Dr. Brenner M. Fissell
Brenner M. Fissell is professor of law (with tenure) at Villanova Law. For the 2024-2025 academic year, he is also the Class of 1964 fellow at the United States Naval Academy's Stockdale Center for Ethical Leadership, as well as the chair of faculty appointments at Villanova Law. He is the law school's representation on the University Faculty Congress Executive Committee. Fissell's research focuses on substantive criminal law, especially as it relates to the criminal law of local governments and the misdemeanor criminal legal system. A secondary research interest is military law. Fissell's scholarship has appeared in general law reviews such as the Vanderbilt Law Review and the Minnesota Law Review, as well as peer-reviewed journals such as Legal Theory. Fissell is co-convener of the NYC Criminal Law Colloquium (the Markelloquium!).
Dr. Michael Skerker
Michael Skerker is a Professor in the Leadership, Ethics, and Law Department who focuses on police, military, and intelligence ethics. He is the author of The Moral Status of Combatants (Routledge, 2020) and An Ethics of Interrogation (Chicago, 2010) and co-editor of Sovereignty and the New Executive Authority (Oxford, 2017), Military Virtue (Howgate, 2019), and Cyber Warfare Ethics (Howgate, 2021). Recent articles have addressed the ethics of customer selection, the ethics of military influence operations, and proportionality in warfighting. Prof. Skerker has consulted with and created ethics training materials for Naval Special Warfare, the High Value Detainee Interrogation Group, US law enforcement, and Fortune 500 companies.
Dr. David Luban
David Luban is University Professor and Professor of Law and Philosophy. In addition to his Georgetown responsibilities, he is Class of 1965 Distinguished Chair in Ethics at the Stockdale Center for Ethical Leadership, United States Naval Academy (2013-15).
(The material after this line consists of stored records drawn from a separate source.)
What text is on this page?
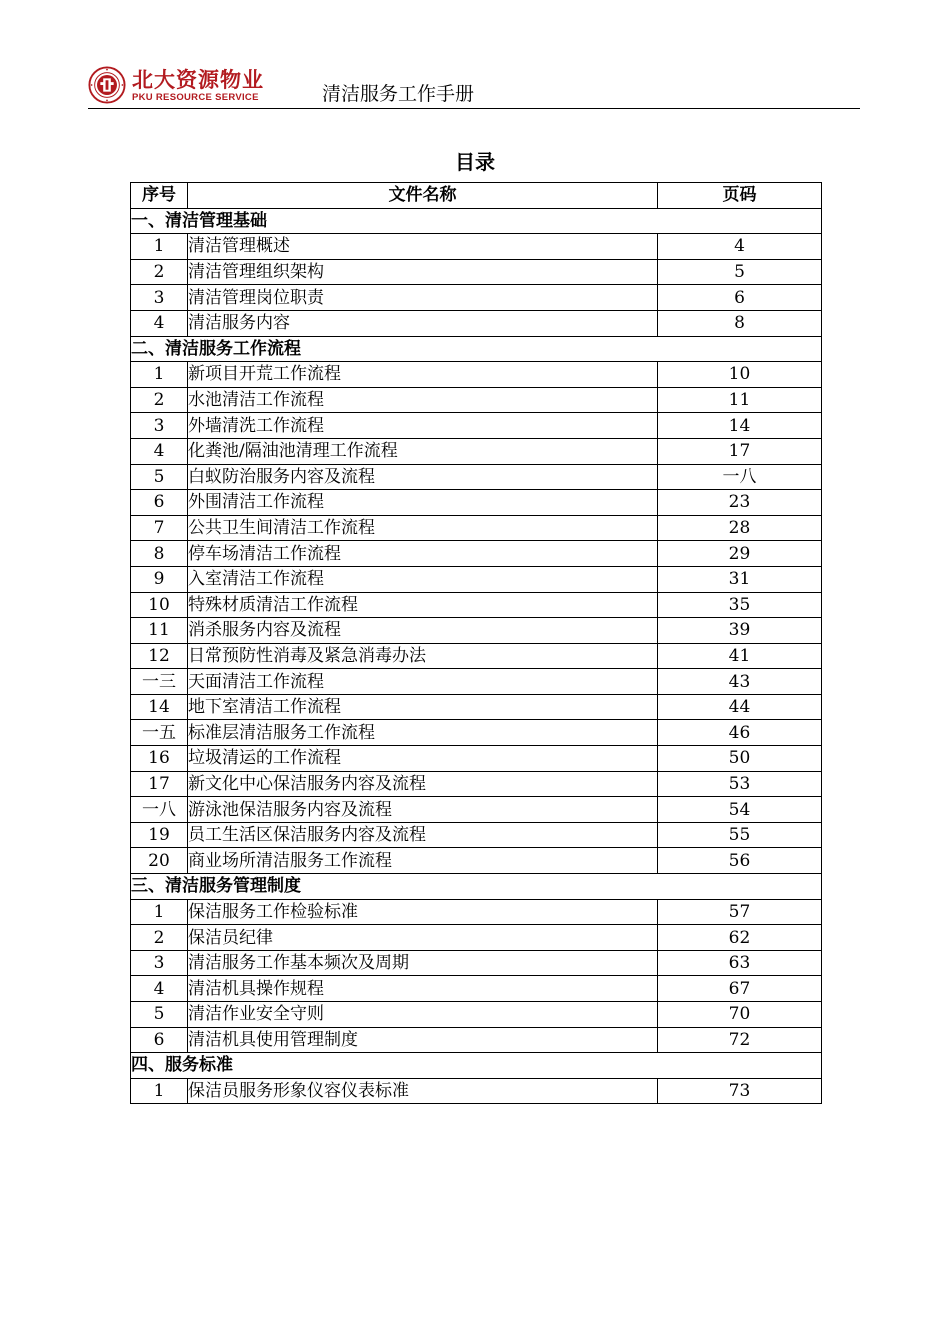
北大资源物业
PKU RESOURCE SERVICE	清洁服务工作手册
目录
序号	文件名称	页码
一、清洁管理基础		
1	清洁管理概述	4
2	清洁管理组织架构	5
3	清洁管理岗位职责	6
4	清洁服务内容	8
二、清洁服务工作流程		
1	新项目开荒工作流程	10
2	水池清洁工作流程	11
3	外墙清洗工作流程	14
4	化粪池/隔油池清理工作流程	17
5	白蚁防治服务内容及流程	一八
6	外围清洁工作流程	23
7	公共卫生间清洁工作流程	28
8	停车场清洁工作流程	29
9	入室清洁工作流程	31
10	特殊材质清洁工作流程	35
11	消杀服务内容及流程	39
12	日常预防性消毒及紧急消毒办法	41
一三	天面清洁工作流程	43
14	地下室清洁工作流程	44
一五	标准层清洁服务工作流程	46
16	垃圾清运的工作流程	50
17	新文化中心保洁服务内容及流程	53
一八	游泳池保洁服务内容及流程	54
19	员工生活区保洁服务内容及流程	55
20	商业场所清洁服务工作流程	56
三、清洁服务管理制度		
1	保洁服务工作检验标准	57
2	保洁员纪律	62
3	清洁服务工作基本频次及周期	63
4	清洁机具操作规程	67
5	清洁作业安全守则	70
6	清洁机具使用管理制度	72
四、服务标准		
1	保洁员服务形象仪容仪表标准	73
In 2012-13 he co-directed the Center for Transnational Legal Studies in London. Luban has also directed Georgetown's Center on National Security and Law. Luban is a member of the American Academy of Arts and Sciences. He has been a Guggenheim Fellow and a Fellow of the Woodrow Wilson Center, and has received prizes for distinguished scholarship from the American Bar Foundation and the New York State Bar Association. In 2011 he was a fellow of the Institute for Advanced Studies at Hebrew University.